I've had good luck with a tiny debug panel that mirrors evidence keys in text (not just data-*).
RTL can query it like normal content and it stays accessible.
One place I still reach for waitFor is animated route motion (panel switching). But even there, we log and render the motion key so we can assert the intent:
txt
[tips] routeMotion panel=list->detail reason=nav:click remountKey=thread:42Counterpoint: sometimes you do need to poke a contract directly (e.g. a vault) to set up test state quickly.
But I still like asserting the same thing via evidence so the behavior is visible to humans too.
When tests are flaky, it's usually because the app has hidden async work.
Evidence lanes are basically a way to stop hiding it.
Docs tie-in: the forum's "evidence posture" is a testing strategy, not just a debugging strategy.
Related: Testing and Debugging and API Reference.
A small practice that helped: every async mutation writes an intent string and we render it. Then tests can assert the intent occurred without guessing timing:
txt
[tips] intent=notify:archive id=n-183 reason=user:click lane=okI try to keep evidence stable by making it vocabulary-first: lane, posture, identity, selection.
If someone proposes adding data-randomInternalFlag, that's a sign the model isn't clear.
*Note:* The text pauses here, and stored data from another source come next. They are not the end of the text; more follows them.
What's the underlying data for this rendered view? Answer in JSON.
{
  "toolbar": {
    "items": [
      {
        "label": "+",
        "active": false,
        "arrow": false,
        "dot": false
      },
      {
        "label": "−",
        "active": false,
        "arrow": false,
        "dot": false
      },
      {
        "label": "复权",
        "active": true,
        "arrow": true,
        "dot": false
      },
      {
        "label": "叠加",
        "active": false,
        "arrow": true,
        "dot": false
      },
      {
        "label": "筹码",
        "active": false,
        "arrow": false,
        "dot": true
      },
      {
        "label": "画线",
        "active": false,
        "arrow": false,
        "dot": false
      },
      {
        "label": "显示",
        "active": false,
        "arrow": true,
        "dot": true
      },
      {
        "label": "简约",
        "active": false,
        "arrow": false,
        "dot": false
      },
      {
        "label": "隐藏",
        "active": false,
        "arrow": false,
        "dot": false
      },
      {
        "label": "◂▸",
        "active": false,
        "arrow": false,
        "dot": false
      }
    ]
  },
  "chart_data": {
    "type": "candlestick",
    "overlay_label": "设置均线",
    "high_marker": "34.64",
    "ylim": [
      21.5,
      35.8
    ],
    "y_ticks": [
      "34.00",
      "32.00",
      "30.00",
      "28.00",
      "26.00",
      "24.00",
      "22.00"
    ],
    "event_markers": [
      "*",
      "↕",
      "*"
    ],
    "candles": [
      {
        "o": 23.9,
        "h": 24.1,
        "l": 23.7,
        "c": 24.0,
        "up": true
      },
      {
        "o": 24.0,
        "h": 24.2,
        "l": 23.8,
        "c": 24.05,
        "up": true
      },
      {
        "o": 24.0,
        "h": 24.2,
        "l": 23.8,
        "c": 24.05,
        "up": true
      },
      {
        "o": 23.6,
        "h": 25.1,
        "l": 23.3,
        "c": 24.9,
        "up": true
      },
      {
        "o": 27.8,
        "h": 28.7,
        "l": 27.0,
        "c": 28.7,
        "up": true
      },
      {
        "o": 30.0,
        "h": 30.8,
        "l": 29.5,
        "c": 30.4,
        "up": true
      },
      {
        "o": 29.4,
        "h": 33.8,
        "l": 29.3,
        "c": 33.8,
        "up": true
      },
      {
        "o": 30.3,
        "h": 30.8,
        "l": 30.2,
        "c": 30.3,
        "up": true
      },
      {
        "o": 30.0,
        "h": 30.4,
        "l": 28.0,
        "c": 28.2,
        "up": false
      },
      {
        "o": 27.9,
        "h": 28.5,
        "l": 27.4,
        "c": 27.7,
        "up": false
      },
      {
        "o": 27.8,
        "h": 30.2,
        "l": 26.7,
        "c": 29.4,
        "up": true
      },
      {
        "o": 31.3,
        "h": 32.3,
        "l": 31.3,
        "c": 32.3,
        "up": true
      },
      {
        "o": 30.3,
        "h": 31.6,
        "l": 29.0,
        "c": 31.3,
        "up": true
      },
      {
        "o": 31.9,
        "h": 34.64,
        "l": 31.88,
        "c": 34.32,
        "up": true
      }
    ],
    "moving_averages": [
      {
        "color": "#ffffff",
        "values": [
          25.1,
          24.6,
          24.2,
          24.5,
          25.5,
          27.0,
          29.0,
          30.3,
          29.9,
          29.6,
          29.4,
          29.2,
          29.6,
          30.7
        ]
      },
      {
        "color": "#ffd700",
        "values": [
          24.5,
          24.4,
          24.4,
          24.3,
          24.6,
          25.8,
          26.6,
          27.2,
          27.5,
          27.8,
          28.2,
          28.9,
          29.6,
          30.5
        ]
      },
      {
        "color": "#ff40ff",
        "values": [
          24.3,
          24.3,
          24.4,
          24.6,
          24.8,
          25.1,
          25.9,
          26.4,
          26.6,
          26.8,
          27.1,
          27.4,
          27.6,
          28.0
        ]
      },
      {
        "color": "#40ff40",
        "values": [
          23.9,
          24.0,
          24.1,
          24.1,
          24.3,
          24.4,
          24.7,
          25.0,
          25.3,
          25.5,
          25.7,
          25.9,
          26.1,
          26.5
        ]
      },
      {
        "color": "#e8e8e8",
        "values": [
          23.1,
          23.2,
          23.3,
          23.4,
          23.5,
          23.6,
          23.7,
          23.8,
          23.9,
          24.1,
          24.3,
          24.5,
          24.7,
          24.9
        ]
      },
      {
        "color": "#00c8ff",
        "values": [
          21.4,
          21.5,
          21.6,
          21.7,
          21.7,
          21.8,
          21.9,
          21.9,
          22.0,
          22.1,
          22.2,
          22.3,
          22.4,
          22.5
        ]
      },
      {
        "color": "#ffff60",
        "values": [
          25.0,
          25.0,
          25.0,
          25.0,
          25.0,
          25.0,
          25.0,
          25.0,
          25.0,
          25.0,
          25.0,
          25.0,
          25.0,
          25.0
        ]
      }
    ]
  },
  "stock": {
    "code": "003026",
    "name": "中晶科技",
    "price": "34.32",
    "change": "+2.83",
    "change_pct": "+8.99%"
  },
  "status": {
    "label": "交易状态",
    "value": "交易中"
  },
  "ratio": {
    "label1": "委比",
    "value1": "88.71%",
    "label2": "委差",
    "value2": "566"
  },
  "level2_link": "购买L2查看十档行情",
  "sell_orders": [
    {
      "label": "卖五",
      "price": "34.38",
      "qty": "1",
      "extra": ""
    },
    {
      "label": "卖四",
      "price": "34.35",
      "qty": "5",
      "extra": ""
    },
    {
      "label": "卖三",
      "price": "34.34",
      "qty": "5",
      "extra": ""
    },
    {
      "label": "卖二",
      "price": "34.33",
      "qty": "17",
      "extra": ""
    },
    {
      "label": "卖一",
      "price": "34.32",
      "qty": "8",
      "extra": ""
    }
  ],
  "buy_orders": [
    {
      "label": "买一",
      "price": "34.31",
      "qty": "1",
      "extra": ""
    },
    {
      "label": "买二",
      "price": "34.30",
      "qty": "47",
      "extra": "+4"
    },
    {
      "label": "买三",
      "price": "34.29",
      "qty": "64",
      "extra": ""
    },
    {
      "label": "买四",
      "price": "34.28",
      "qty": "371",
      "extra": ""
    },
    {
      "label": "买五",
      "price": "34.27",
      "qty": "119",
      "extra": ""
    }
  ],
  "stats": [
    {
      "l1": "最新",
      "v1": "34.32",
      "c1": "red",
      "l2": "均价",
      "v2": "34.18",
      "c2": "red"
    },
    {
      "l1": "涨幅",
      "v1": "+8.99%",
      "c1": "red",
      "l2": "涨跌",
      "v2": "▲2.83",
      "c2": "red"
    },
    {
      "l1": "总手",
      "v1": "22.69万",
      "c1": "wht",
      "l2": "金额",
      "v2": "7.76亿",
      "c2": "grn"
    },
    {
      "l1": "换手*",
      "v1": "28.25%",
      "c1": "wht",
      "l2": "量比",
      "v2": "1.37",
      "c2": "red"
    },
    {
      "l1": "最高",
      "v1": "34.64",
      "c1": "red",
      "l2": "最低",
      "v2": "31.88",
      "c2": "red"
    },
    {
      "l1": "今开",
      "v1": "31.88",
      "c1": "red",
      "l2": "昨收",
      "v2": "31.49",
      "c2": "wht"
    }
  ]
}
RTL also gets nicer when components are accessible. Roles are powerful when the UI is semantic.
It sounds obvious, but it's the difference between readable tests and CSS-selector archaeology.
The intro doc taught me to stop asserting on implementation, but evidence isn't implementation—it's the product contract.
If the product says it's pending, it should be visible and testable.
We use a little "tips trace" helper in dev that prints the last 20 evidence transitions.
Not for tests directly, but it makes failed test runs diagnosable in minutes.
Counterpoint: too much trace logging can make people ignore logs entirely.
We log only contract transitions (lane changes, identity remounts, posture toggles).
If you want tests to feel like user intent, prefer userEvent + role queries + a tiny evidence assertion.
It's a nice blend: human-level + contract-level.
The best thing about evidence-based tests is they push you to build honest UI.
If you can't write a stable test, it often means the UI isn't telling the truth yet.